Первыми тронулись обозы с имуществом и провиантом, различные дворцовые службы, придворная челядь и конюшенные. За ними последовали чиновники среднего уровня, канцеляристы и секретари. Наконец отправились приближенные к императрице особы: статс-дамы, камергеры, адъютанты и церемониальный гусарский взвод. Сама императрица, встретив новый, 1775 год и получив подробную реляцию о казни Пугачева и его сообщников, выехала со своей свитой только 16 января. Сопровождали ее вице-канцлер Голицын, генерал-аншеф князь Репнин, граф Салтыков и два генерал-адъютанта – граф Брюс и Григорий Александрович Потемкин. Курьеры одолевали расстояние между столицами за три дня, а карета самодержицы катила почти неделю, добравшись до предместья Москвы, села Всесвятского, 22-го числа. В тот же день она с Потемкиным осмотрела сооруженный для нее дворец у Пречистенских ворот взамен сгоревшего четыре года назад, во время «чумного бунта», в Лефортово. Меблировка комнат и прочие недоделки заняли еще два дня. За это время государыня в своих скромных сельских покоях успела принять офицеров, разгромивших самозванца, и пожаловала из собственных рук полковнику Михельсону шпагу, украшенную бриллиантами. Удостоила она своим вниманием и московских купцов. А 25 января, после воскресной литургии в сельском храме, Екатерина въехала в древнюю столицу.
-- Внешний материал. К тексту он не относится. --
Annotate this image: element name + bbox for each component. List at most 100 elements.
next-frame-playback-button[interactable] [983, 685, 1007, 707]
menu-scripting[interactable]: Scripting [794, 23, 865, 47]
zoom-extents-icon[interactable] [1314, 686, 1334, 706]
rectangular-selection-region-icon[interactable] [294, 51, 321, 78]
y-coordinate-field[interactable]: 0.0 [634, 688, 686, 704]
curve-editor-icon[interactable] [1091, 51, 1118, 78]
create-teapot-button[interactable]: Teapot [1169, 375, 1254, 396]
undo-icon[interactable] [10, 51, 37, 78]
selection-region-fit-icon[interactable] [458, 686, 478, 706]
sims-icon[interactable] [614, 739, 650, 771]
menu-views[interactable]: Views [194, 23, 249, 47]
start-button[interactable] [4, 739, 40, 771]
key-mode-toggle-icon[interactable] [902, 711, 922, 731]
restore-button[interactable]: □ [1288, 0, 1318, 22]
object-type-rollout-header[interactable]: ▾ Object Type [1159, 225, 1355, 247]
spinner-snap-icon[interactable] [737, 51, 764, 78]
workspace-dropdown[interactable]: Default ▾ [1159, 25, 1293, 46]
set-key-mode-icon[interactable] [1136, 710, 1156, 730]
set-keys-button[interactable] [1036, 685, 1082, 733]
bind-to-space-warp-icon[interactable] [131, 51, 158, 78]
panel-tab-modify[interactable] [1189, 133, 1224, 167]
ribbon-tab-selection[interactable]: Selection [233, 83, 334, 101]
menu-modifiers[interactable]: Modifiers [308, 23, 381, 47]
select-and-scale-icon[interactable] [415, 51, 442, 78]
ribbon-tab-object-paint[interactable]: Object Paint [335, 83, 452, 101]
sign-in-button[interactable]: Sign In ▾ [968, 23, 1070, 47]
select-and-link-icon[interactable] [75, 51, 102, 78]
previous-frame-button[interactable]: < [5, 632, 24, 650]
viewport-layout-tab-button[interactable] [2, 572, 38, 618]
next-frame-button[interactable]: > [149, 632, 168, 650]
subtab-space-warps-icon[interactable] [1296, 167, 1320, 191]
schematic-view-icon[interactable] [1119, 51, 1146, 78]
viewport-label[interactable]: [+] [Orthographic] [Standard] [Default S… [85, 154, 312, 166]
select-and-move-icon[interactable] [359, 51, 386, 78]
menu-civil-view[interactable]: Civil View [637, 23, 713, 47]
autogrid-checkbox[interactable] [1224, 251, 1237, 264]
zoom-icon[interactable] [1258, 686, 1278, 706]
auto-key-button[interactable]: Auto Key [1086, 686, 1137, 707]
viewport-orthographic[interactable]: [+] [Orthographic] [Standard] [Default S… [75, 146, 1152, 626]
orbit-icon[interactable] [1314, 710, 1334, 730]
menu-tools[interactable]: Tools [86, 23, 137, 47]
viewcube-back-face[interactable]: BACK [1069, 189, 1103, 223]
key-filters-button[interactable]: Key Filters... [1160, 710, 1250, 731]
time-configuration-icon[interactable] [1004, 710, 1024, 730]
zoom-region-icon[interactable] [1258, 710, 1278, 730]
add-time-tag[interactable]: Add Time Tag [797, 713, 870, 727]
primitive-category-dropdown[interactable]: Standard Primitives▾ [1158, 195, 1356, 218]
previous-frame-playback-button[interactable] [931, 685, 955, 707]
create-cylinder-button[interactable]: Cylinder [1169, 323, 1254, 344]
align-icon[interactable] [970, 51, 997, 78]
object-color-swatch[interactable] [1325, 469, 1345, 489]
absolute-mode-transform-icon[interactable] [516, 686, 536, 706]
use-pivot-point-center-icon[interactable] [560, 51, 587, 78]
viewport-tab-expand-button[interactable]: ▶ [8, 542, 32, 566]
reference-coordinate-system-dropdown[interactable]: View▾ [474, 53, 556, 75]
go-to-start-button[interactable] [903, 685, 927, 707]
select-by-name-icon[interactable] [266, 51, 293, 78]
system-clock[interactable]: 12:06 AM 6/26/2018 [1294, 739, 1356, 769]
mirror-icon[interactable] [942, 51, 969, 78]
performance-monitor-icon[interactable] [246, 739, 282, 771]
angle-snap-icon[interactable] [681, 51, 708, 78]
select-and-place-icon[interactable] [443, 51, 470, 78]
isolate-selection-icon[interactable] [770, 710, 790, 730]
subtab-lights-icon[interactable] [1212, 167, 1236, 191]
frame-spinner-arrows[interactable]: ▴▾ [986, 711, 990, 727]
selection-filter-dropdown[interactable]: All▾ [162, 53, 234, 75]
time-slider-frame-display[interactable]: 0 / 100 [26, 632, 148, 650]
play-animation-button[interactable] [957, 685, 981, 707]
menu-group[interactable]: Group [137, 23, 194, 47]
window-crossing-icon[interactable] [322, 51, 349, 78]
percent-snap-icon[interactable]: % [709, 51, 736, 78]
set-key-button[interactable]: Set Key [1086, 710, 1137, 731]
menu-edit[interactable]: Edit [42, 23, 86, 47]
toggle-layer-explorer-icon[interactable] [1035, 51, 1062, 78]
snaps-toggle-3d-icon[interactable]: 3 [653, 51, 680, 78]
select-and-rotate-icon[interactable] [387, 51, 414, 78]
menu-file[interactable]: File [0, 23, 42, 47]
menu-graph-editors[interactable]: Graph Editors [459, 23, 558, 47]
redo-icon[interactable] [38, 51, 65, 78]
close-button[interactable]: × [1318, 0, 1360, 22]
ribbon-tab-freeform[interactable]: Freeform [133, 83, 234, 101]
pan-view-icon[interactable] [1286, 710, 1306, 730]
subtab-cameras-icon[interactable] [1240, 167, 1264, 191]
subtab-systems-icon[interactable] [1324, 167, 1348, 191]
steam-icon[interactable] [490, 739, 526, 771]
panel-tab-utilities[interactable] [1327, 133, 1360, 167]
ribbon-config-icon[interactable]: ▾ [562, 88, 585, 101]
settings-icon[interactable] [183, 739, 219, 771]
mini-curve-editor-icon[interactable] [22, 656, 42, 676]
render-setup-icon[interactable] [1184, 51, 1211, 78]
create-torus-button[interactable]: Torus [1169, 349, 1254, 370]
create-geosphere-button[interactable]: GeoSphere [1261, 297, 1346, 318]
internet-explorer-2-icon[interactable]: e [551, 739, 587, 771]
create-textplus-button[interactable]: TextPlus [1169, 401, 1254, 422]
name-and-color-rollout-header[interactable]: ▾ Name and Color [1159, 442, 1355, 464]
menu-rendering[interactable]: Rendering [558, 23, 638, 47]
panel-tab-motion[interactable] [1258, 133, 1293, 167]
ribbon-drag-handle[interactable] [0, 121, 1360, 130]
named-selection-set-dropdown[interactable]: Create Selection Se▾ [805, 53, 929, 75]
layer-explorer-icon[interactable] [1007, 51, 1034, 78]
То, чего она так ждала – уединения с любимым Гришенькой, бегства от столичного «света», который включал сотни человек, целительной красоты подмосковной природы, – эти жизненные перемены благотворно сказались на здоровье и настроении императрицы. С приходом весны она чаще выезжала в Коломенское, живя там в чудесном дворце, сохранившемся еще со времен царя Алексея Михайловича. В окружении свиты прогуливалась вдоль берега Москвы-реки, переправлялась на лодке в Заречье. Там, в имении князя Кантемира, и приглядела она себе усадьбу для будущего дворца и парка. Князь, будучи всецело ей преданным, без уговоров уступил ей участок холмистого леса под названием Черная Грязь. Небольшое болотце близ речного рукава там, действительно, имелось. Но все, что охватывало его окрест, было восхитительно! Дивное урочище с растущими по склонам соснами, елями и березками, широкие поляны, просторная водная гладь, тихая даже в непогоду, и изумительный, чистейший, с бальзамическим запахом воздух!
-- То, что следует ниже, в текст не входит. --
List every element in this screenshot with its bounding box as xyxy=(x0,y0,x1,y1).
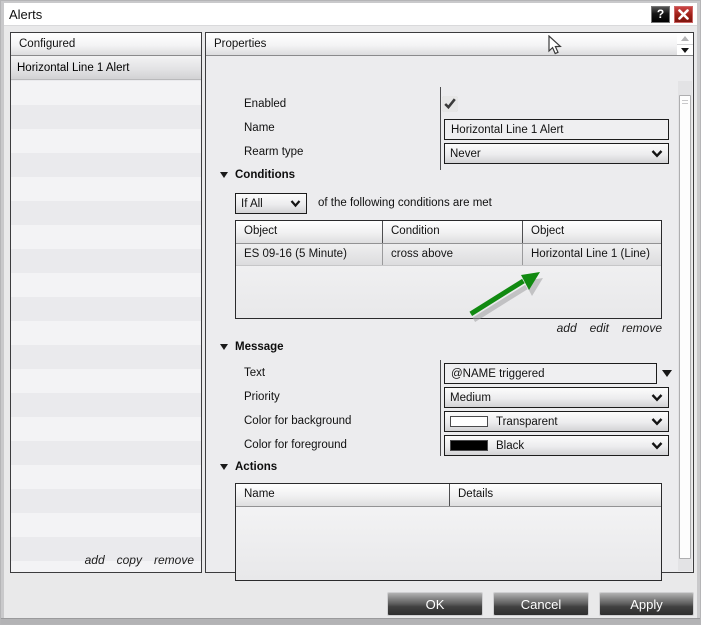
background-color-select[interactable]: Transparent xyxy=(444,411,669,432)
vertical-scrollbar[interactable] xyxy=(678,81,692,571)
chevron-down-icon xyxy=(651,150,663,158)
background-color-value: Transparent xyxy=(496,416,558,428)
column-header: Object xyxy=(523,221,663,243)
actions-table: Name Details xyxy=(235,483,662,581)
priority-select[interactable]: Medium xyxy=(444,387,669,408)
title-bar[interactable]: Alerts ? xyxy=(4,3,697,26)
conditions-section-label: Conditions xyxy=(235,169,295,181)
alerts-dialog: Alerts ? Configured Horizontal Line 1 Al… xyxy=(0,0,701,625)
enabled-checkbox[interactable] xyxy=(442,96,458,112)
condition-match-suffix: of the following conditions are met xyxy=(318,197,492,209)
condition-match-value: If All xyxy=(241,198,263,210)
name-input[interactable] xyxy=(444,119,669,140)
conditions-links: add edit remove xyxy=(235,321,662,335)
rearm-type-label: Rearm type xyxy=(244,146,303,158)
condition-row[interactable]: ES 09-16 (5 Minute) cross above Horizont… xyxy=(236,244,661,266)
column-header: Name xyxy=(236,484,450,506)
alert-list: Horizontal Line 1 Alert xyxy=(11,56,201,80)
chevron-down-icon xyxy=(651,418,663,426)
remove-condition-link[interactable]: remove xyxy=(622,321,662,335)
actions-section-label: Actions xyxy=(235,461,277,473)
message-text-input[interactable] xyxy=(444,363,657,384)
ok-button[interactable]: OK xyxy=(387,592,483,616)
rearm-type-select[interactable]: Never xyxy=(444,143,669,164)
scroll-down-button[interactable] xyxy=(677,44,693,55)
annotation-arrow-icon xyxy=(461,257,556,325)
actions-section-header[interactable]: Actions xyxy=(220,461,277,473)
chevron-down-icon xyxy=(651,394,663,402)
scroll-up-icon xyxy=(681,36,689,41)
add-condition-link[interactable]: add xyxy=(557,321,577,335)
conditions-table: Object Condition Object ES 09-16 (5 Minu… xyxy=(235,220,662,319)
collapse-triangle-icon xyxy=(220,464,228,470)
column-header: Details xyxy=(450,484,663,506)
name-label: Name xyxy=(244,122,275,134)
foreground-color-select[interactable]: Black xyxy=(444,435,669,456)
column-header: Object xyxy=(236,221,383,243)
help-button[interactable]: ? xyxy=(651,6,670,23)
background-color-swatch xyxy=(450,416,488,427)
foreground-color-label: Color for foreground xyxy=(244,439,347,451)
close-icon xyxy=(678,9,689,20)
edit-condition-link[interactable]: edit xyxy=(590,321,609,335)
add-alert-link[interactable]: add xyxy=(85,553,105,567)
column-header: Condition xyxy=(383,221,523,243)
collapse-triangle-icon xyxy=(220,172,228,178)
priority-value: Medium xyxy=(450,392,491,404)
condition-object-cell: ES 09-16 (5 Minute) xyxy=(236,244,383,265)
configured-panel-header: Configured xyxy=(11,33,201,56)
condition-match-select[interactable]: If All xyxy=(235,193,307,214)
properties-panel: Properties Enabled Name Rearm type xyxy=(205,32,694,573)
foreground-color-swatch xyxy=(450,440,488,451)
scroll-up-button[interactable] xyxy=(677,33,693,44)
conditions-table-header: Object Condition Object xyxy=(236,221,661,244)
enabled-label: Enabled xyxy=(244,98,286,110)
foreground-color-value: Black xyxy=(496,440,524,452)
remove-alert-link[interactable]: remove xyxy=(154,553,194,567)
actions-table-header: Name Details xyxy=(236,484,661,507)
chevron-down-icon xyxy=(651,442,663,450)
scroll-down-icon xyxy=(681,48,689,53)
configured-links: add copy remove xyxy=(85,553,194,567)
message-section-label: Message xyxy=(235,341,284,353)
message-text-label: Text xyxy=(244,367,265,379)
apply-button[interactable]: Apply xyxy=(599,592,694,616)
properties-title: Properties xyxy=(214,38,266,50)
background-color-label: Color for background xyxy=(244,415,351,427)
list-item-alert[interactable]: Horizontal Line 1 Alert xyxy=(11,56,201,80)
window-title: Alerts xyxy=(9,7,42,22)
cancel-button[interactable]: Cancel xyxy=(493,592,589,616)
form-divider-top xyxy=(440,87,441,170)
configured-panel: Configured Horizontal Line 1 Alert add c… xyxy=(10,32,202,573)
chevron-down-icon xyxy=(290,200,301,208)
message-section-header[interactable]: Message xyxy=(220,341,284,353)
rearm-type-value: Never xyxy=(450,148,481,160)
text-dropdown-arrow-icon[interactable] xyxy=(662,370,672,377)
configured-title: Configured xyxy=(19,38,75,50)
close-button[interactable] xyxy=(674,6,693,23)
copy-alert-link[interactable]: copy xyxy=(117,553,142,567)
mouse-cursor-icon xyxy=(548,35,563,56)
window-bottom-edge xyxy=(1,618,700,624)
properties-content: Enabled Name Rearm type Never Conditions… xyxy=(206,57,693,572)
collapse-triangle-icon xyxy=(220,344,228,350)
conditions-section-header[interactable]: Conditions xyxy=(220,169,295,181)
scrollbar-grip-icon xyxy=(682,100,688,105)
form-divider-message xyxy=(440,360,441,456)
priority-label: Priority xyxy=(244,391,280,403)
scrollbar-thumb[interactable] xyxy=(679,95,691,559)
scroll-buttons xyxy=(677,33,693,56)
properties-panel-header: Properties xyxy=(206,33,693,56)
Зачастую Екатерина уединялась в маленьком доме, а «милая милюша» навещал ее, проживал на правах фаворита по нескольку дней. Он и предложил переименовать усадьбу в Царицыно. А затем привез Баженова и вместе с Екатериной давал наставления архитектору по составлению генерального плана строительства будущего дворца.
Пятая беременность давалась Екатерине относительно легко. Мария Саввишна неусыпно следила за тем, чтобы наряды для матушки-государыни, пошитые на запас, доставлялись своевременно из столицы, и были они пышней и богаче.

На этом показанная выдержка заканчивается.